Severe Weather Warnings Expose Infrastructure Vulnerabilities Across Four Provinces
As severe thunderstorms threaten to unleash flooding and destructive hail across four provinces this Tuesday, the extreme weather patterns once again highlight the disproportionate impact on historically disadvantaged communities who remain most vulnerable to climate disasters.
The South African Weather Service (SAWS) has issued Yellow Level 2 warnings for the Western Cape, Northern Cape, North West, and Eastern Cape provinces, with communities in townships and informal settlements facing the greatest risk from flooding and infrastructure damage.
Unequal Impact on Our Communities
The severe thunderstorms, bringing localised flooding, large hail, and damaging winds, will inevitably hit our people hardest. Decades of apartheid spatial planning have left Black and Coloured communities in low-lying, flood-prone areas with inadequate drainage systems and substandard housing.
The Yellow Level 2 warnings cover vast areas including the Northern Cape, parts of the North West province, northeastern Western Cape, and western Eastern Cape. These regions house millions of our people in communities that colonial and apartheid planners deliberately placed in marginal, disaster-prone locations.
Heatwave Compounds Community Struggles
Adding to the weather crisis, a persistent heatwave continues to affect Eastern Cape municipalities including Dr Beyers Naude, Blue Crane Route, Sundays River Valley, Makana, and others. The extreme temperatures, lasting through Wednesday, place additional strain on communities already battling poverty and inadequate infrastructure.

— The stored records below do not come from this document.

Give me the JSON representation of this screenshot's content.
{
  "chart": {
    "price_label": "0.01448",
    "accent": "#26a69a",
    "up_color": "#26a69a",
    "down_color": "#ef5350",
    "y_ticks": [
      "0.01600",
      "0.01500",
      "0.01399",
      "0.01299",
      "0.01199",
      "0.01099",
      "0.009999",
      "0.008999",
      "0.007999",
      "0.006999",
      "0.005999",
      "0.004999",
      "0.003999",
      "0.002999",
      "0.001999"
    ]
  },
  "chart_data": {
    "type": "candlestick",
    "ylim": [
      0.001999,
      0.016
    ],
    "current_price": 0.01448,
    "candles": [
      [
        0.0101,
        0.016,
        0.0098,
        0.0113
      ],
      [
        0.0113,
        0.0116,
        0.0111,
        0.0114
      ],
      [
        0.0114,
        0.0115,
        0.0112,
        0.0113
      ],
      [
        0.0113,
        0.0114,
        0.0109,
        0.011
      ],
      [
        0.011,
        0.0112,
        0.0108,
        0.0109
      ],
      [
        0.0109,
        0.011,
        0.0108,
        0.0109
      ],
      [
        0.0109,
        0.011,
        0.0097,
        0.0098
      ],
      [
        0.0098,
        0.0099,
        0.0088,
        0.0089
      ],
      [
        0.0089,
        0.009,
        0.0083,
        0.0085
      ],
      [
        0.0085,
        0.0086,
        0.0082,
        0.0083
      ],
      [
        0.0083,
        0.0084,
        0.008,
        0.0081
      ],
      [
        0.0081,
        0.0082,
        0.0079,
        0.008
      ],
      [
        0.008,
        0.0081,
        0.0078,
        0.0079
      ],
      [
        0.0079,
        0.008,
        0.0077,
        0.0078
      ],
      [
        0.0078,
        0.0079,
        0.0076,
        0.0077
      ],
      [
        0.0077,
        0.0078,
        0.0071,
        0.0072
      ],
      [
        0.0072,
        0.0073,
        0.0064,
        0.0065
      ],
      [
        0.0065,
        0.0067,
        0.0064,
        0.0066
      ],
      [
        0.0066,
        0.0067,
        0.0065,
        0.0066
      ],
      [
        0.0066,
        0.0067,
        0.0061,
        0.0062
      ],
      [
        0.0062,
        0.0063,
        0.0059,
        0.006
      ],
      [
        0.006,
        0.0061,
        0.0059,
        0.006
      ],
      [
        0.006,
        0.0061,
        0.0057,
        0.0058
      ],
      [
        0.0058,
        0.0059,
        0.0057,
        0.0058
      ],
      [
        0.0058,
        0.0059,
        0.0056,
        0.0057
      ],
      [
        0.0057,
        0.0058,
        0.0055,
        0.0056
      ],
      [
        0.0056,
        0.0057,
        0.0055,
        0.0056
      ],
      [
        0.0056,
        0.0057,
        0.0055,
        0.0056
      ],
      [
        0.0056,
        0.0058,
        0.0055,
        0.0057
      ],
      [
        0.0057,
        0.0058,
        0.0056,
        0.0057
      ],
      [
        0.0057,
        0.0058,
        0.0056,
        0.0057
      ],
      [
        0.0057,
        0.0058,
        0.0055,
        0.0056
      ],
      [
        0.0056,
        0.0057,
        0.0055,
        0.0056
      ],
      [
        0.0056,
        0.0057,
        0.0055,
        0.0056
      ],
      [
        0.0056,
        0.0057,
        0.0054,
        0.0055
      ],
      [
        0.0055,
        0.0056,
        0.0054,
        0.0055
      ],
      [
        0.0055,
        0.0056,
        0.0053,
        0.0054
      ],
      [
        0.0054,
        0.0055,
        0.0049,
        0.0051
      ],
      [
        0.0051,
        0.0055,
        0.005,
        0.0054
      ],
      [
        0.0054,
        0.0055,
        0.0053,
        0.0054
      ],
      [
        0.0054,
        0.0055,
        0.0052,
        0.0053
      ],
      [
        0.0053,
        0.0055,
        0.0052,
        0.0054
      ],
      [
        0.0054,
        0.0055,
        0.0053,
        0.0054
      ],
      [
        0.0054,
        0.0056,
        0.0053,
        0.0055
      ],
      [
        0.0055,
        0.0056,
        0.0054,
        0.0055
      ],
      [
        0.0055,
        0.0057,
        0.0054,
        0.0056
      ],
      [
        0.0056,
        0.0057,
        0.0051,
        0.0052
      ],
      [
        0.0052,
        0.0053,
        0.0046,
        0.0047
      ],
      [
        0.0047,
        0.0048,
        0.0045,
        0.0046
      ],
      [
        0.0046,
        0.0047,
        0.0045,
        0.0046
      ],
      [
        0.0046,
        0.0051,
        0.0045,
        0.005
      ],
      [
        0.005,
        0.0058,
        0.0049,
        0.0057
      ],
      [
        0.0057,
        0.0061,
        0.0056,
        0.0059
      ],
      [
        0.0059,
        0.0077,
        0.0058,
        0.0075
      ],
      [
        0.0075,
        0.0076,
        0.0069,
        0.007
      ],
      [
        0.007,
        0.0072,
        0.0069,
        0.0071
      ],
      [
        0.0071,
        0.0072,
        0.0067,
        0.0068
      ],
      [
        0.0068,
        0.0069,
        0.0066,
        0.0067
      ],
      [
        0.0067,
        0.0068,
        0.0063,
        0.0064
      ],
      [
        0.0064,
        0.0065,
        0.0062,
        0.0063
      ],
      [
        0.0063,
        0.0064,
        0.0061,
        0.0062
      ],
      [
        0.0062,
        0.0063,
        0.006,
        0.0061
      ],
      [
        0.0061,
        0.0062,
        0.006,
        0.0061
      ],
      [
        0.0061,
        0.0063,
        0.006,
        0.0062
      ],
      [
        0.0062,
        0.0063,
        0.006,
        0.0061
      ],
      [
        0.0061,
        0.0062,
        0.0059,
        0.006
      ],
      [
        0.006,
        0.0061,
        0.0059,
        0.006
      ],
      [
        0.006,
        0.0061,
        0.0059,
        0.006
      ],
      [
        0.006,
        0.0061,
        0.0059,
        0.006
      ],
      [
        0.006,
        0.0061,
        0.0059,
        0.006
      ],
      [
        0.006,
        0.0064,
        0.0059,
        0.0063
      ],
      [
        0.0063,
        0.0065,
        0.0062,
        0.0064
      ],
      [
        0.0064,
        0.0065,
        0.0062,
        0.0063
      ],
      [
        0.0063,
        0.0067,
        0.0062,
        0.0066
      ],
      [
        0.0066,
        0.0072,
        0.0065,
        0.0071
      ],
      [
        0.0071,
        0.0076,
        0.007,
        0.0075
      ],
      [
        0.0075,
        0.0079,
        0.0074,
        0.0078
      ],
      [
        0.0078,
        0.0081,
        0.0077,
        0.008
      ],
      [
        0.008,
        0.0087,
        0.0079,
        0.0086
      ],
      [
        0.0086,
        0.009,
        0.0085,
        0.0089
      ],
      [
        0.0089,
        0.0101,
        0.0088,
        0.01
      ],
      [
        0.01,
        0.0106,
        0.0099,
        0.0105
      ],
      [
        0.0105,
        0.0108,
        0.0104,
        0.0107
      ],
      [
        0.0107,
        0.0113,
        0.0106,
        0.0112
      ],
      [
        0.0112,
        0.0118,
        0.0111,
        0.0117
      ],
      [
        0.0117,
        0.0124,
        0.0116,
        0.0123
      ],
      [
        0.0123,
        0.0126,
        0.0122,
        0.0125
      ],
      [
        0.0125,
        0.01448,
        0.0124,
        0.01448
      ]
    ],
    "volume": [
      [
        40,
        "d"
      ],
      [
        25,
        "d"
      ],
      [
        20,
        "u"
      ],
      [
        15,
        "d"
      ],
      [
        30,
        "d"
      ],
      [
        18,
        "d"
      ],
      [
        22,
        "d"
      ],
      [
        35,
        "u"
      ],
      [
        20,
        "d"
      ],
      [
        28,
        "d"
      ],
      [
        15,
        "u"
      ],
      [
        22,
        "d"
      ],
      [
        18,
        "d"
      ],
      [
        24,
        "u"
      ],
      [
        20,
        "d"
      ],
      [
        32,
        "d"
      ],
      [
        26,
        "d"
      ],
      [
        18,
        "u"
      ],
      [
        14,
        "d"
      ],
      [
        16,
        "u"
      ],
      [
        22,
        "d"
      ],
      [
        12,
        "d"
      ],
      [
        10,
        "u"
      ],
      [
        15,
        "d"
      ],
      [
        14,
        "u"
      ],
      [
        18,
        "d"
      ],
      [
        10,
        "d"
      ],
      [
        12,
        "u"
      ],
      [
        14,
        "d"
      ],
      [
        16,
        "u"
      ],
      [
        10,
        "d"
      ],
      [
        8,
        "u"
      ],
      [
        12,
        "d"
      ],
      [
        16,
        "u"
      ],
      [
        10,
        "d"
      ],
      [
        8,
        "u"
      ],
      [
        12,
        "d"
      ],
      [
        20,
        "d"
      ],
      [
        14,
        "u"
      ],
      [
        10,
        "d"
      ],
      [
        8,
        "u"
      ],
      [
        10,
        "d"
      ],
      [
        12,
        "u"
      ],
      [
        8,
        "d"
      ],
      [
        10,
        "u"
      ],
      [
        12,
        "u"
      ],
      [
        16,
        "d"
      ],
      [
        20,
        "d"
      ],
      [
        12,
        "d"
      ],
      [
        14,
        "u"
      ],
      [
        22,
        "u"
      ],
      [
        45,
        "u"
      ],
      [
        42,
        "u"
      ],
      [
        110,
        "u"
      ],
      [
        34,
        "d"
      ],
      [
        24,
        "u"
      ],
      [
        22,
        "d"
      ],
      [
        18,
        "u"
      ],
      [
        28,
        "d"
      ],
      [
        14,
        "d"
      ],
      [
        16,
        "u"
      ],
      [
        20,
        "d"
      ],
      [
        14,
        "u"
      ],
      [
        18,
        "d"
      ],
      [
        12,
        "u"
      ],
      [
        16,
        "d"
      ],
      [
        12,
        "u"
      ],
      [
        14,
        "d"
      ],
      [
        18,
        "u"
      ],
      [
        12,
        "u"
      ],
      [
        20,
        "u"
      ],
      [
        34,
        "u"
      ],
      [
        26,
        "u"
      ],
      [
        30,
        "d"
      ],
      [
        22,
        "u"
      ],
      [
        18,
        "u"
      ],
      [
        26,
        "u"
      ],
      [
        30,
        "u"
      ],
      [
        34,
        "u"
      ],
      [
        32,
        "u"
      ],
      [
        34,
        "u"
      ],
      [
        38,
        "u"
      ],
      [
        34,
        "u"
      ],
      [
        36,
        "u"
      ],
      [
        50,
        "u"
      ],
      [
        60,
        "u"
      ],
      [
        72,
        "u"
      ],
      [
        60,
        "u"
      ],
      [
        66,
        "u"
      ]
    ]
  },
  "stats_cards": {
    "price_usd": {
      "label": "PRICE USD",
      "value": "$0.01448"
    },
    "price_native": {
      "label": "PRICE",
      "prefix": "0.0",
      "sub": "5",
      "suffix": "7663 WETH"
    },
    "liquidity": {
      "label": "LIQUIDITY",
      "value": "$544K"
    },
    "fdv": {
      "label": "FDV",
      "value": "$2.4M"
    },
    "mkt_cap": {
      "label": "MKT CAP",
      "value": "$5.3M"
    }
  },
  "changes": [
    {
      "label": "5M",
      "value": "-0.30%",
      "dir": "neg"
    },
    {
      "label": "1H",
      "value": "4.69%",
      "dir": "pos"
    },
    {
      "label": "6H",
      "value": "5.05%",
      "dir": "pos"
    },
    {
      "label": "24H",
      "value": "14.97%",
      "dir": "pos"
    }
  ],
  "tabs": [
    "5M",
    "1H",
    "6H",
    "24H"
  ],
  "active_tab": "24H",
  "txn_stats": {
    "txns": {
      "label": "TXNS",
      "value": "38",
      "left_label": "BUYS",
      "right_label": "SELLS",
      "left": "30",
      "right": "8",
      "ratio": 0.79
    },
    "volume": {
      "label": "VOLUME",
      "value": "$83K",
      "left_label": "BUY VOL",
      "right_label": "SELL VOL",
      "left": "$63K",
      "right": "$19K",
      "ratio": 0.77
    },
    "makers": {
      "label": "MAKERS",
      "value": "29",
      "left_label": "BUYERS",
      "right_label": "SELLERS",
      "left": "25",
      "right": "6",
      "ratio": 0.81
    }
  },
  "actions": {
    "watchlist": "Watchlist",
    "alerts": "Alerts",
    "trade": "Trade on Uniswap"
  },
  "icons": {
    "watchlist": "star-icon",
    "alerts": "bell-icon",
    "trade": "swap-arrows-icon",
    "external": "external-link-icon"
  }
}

These predominantly rural areas, home to many of our most marginalised people, lack the resources and infrastructure to cope with such extreme weather events.
Provincial Weather Breakdown
Gauteng: Partly cloudy conditions with scattered thundershowers affecting township communities.
Mpumalanga: Morning fog and scattered storms, particularly challenging for rural farming communities.
Limpopo: Fog and rain in the southwest, with thundershowers across regions where many of our people depend on subsistence farming.
KwaZulu-Natal: Morning fog over interior areas with isolated storms threatening coastal and inland communities.
Climate Justice Demands Action
These recurring extreme weather events underscore the urgent need for climate justice and infrastructure investment in historically neglected areas. Our communities, who contributed least to global climate change, continue to bear its heaviest burden.
The government must prioritise flood defences, improved drainage systems, and climate-resilient housing in areas where our people live, rather than continuing the colonial pattern of protecting only affluent, historically white areas.